Paula felt good to be a nice person again and that her family and friends were happy to see her back to her normal self. She is doing everything she can to keep it that way.

She emphasized the importance of people being aware of changes in their own mental health and that of those around them, including senior family members. Seniors may not always be aware of changes in themselves or think any changes are part of normal aging. Seniors can be reluctant to talk about their concerns.

“My mother had signs of depression when she was in her mid-80s,” Paula said. “She was not eating well and was crying often. She had always had that get-a-hold-of-yourself attitude, and didn’t say anything. With a doctor’s care and moving to assisted living where she had better nutrition and interesting activities, she got back to her normal self.”

“Different care is needed in different situations. If you do need mental health care, take it. Don’t be afraid of medication. It doesn’t alter who you are. It helps make you your normal self again.”

Paula is now enjoying retirement, does volunteer work with seniors and is perfecting her painting. She and her husband are looking forward to their upcoming trip to Europe.




Cara Brady has been a professional writer for newspapers and magazines for more than 30 years. She has always enjoyed helping people tell their stories.


Discussion Questions

The questions below will help stimulate discussion among family members, friends, groups of seniors, and with health care providers.

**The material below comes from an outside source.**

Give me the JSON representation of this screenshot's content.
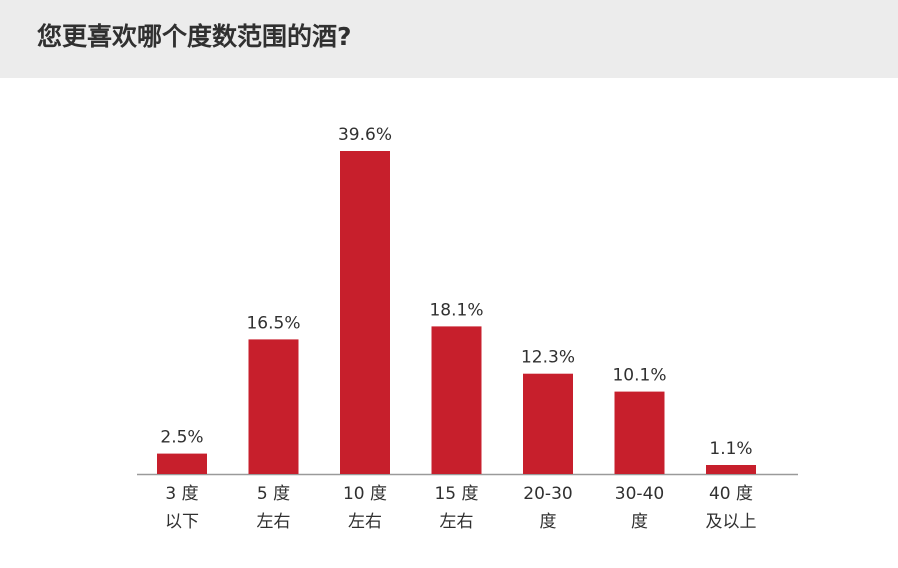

  1. Many famous people have had depression. The British Second World War leader Winston Churchill used the expression “black dog” to describe his depression. How would you describe ‘depression’ based on personal experience or what you’ve seen?
  2. Do you think that depression is common in seniors? Why or why not?
  3. Was depression discussed in your family, among your friends, or in your community? Why not? And why is it important to have these conversations?
  4. Eventually, Paula did ask her doctor about what was happening to her and was diagnosed with clinical depression (chemical imbalance in the brain). Would you feel comfortable talking to your doctor or mental health care professional about your concerns?
  5. In the story, Paula did not initially recognize the change from what was normal for her to a state of depression. Why do you think she didn’t? And what might be warning signs for you?
  6. Could you recognize the difference between depression and feeling low for a short time?
  7. What would you do if you or someone close to you had significant changes to normal feelings and behaviours? How could you support him/her?
  8. Do you think there is a difference between grief and depression? Could a person feel grief and depression at the same time?
  9. Are there any lifestyle changes you might try before asking for professional help for depression?
  10. Paula thinks there is more openness and less stigma about mental illness now than there was when she was younger. What do you think?
  11. Do you think there should be more research about mental illness with more information and resources easily available?
  12. Do you think that people can get treatment for and recover from depression and other mental illness at any age?
  13. Do you know of, personally or by other means, seniors getting back to their normal selves after medical treatment or other changes in their lives?
  14. What do you think was the most important thing Paula learned from her experience with depression?
  15. What is the most important thing you learned from her story?